No matter how successful your business is, income and expenses do not always line up exactly how you would wish. This means that keeping track of debt is a necessary factor for all business owners.
One of the best ways to keep on top of business debt repayment is to use automation, or rather, to use automation in a specific way. Automating monthly bill payments to lower debt can help you ensure that debt isn’t left to grow, and it can also help you avoid missing a payment and accruing penalties or fees. These are all good things for people looking to lower debt, but automation can cause problems if you let it lull you into turning a blind eye on your loans and other debt. So make sure that you set up automatic payments for your debt, but also make sure that you set alerts on your calendar to check in on a regular schedule.
“If your business has debt, it belongs on your quick check sheet,” states Darren Dahl, contributing editor to Inc. “The point is to know what your ratio should be and whether you want to establish a budget to begin paring down your debt level.”

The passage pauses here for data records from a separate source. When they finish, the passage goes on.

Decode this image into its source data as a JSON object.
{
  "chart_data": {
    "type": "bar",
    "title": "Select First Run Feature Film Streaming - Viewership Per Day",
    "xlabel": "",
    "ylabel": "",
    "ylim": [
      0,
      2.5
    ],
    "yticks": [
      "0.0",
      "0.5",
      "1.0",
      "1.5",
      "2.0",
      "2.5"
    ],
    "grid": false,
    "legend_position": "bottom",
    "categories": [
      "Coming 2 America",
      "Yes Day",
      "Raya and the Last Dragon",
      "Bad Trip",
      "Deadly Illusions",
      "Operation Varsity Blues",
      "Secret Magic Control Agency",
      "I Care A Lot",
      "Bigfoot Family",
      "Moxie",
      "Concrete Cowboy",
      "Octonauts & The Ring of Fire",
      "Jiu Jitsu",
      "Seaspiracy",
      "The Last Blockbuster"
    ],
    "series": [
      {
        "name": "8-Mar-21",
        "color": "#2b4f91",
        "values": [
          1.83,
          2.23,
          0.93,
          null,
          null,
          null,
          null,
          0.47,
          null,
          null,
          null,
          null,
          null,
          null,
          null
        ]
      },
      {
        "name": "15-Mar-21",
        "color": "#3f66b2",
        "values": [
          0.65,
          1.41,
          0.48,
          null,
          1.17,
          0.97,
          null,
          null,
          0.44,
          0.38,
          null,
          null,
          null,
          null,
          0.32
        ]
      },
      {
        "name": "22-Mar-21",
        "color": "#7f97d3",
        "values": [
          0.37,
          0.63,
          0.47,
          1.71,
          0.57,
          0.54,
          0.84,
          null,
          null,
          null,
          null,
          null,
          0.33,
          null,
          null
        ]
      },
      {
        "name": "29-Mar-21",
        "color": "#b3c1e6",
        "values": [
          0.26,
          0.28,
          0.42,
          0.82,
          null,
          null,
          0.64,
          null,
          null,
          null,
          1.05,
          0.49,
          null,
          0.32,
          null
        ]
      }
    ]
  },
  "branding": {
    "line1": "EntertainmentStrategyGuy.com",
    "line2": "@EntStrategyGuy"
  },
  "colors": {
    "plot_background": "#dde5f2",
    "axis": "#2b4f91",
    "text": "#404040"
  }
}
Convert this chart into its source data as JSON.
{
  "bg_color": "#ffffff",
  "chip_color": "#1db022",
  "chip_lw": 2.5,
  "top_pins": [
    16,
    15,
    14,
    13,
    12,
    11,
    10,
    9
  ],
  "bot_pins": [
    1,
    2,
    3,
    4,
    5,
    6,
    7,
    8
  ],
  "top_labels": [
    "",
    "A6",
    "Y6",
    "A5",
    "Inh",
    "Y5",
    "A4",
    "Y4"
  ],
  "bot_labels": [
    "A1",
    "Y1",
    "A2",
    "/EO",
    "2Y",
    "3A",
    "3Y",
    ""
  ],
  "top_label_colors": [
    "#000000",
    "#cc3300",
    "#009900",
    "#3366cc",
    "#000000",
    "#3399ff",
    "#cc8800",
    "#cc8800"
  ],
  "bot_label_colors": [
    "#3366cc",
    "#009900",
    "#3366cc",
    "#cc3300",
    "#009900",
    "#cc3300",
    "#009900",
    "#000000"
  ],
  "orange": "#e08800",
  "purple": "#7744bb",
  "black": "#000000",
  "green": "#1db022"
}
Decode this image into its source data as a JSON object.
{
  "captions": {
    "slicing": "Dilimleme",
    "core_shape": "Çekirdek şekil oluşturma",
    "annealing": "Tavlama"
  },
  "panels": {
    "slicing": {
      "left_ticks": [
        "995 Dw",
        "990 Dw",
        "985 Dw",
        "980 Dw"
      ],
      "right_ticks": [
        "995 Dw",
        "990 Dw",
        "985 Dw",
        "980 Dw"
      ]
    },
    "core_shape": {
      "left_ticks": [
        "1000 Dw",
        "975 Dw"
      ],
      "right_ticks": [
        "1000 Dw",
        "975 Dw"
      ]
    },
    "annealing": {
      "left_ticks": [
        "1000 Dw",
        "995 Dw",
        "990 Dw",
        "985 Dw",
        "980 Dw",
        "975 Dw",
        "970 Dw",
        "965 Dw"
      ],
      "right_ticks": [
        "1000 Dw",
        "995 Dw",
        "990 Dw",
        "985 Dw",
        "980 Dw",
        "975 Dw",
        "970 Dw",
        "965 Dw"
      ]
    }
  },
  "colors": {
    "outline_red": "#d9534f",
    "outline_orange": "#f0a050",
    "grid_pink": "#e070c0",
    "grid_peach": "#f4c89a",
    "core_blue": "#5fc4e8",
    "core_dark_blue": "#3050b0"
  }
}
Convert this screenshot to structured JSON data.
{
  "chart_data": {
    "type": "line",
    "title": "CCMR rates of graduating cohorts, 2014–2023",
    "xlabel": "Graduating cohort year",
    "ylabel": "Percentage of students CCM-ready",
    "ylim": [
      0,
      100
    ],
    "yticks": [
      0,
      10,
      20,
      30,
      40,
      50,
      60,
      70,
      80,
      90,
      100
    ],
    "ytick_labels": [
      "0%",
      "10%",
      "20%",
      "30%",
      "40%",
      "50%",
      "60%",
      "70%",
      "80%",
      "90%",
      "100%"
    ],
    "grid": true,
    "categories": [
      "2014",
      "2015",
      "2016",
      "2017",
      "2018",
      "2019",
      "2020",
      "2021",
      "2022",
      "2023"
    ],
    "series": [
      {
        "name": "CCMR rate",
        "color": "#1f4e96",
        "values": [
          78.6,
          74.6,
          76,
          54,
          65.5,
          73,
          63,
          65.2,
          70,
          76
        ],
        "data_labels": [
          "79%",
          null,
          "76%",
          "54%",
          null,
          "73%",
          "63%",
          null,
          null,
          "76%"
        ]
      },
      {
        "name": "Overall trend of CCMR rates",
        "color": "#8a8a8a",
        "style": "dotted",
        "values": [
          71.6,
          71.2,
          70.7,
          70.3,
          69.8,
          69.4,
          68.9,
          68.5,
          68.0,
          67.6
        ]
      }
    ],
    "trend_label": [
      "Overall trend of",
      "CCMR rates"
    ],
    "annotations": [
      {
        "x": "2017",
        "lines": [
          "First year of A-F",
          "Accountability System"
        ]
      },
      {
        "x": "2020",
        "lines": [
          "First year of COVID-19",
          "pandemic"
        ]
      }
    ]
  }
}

There are many benefits to regularly checking in on your loans. For example, your credit score may have improved, which can have a big impact on how you handle your debt. If you have been making timely payments for a while, it is likely that your credit score has improved steadily, and this means you could consider consolidating debt with a new loan that has a more favorable interest rate.
“Your credit score could also help you qualify for a better deal on your current loans through refinancing at a lower rate,” states Ami Kassar, contributor to Entrepreneur. “This would immediately lead to lower monthly payments. So, it makes sense to review every couple of years, because two years of consistent, on-time payments can lead to a noticeably better credit score.”
Another reason to keep on top of loan repayments is that your repayment strategy will likely change as your business’s other finances change over time. If you have managed to stay on top of your cash flow and save cash for a rainy day, you may want to use some of it to pay down your loans faster, in order to decrease the total interest you pay.
Just as your current financial situation can impact your debt strategy, your current debt situation can affect your business plans. If you know exactly where you stand in regards to debt, you will know your ability to take out further loans to expand your business. This means you won't miss out on an opportunity if you have the ability to borrow, and likewise, you will not take on a project that would be better saved for later.
The best way to make sure that you are on the correct track with these things is to schedule a debt review at least twice a year with your financial advisor or financial institution. During this review you can adjust your strategy as needed and as new options become available.
“New businesses typically don’t have many assets. After a few years, though, your business may have accumulated valuable assets, like inventory or equipment,” states Kassar. “You could use these as collateral for an asset-backed loan, which would allow you to qualify for larger loans and possibly a better interest rate. If your credit and financial situations have improved, you may also now be able to access a line of credit, which will give you much more flexibility to manage your financing.”
Keeping track of your business debt is not difficult, and the benefits are obvious. So make sure to set time in your schedule to go over your debt on a regular basis, and you will be well on your way to reaping these rewards.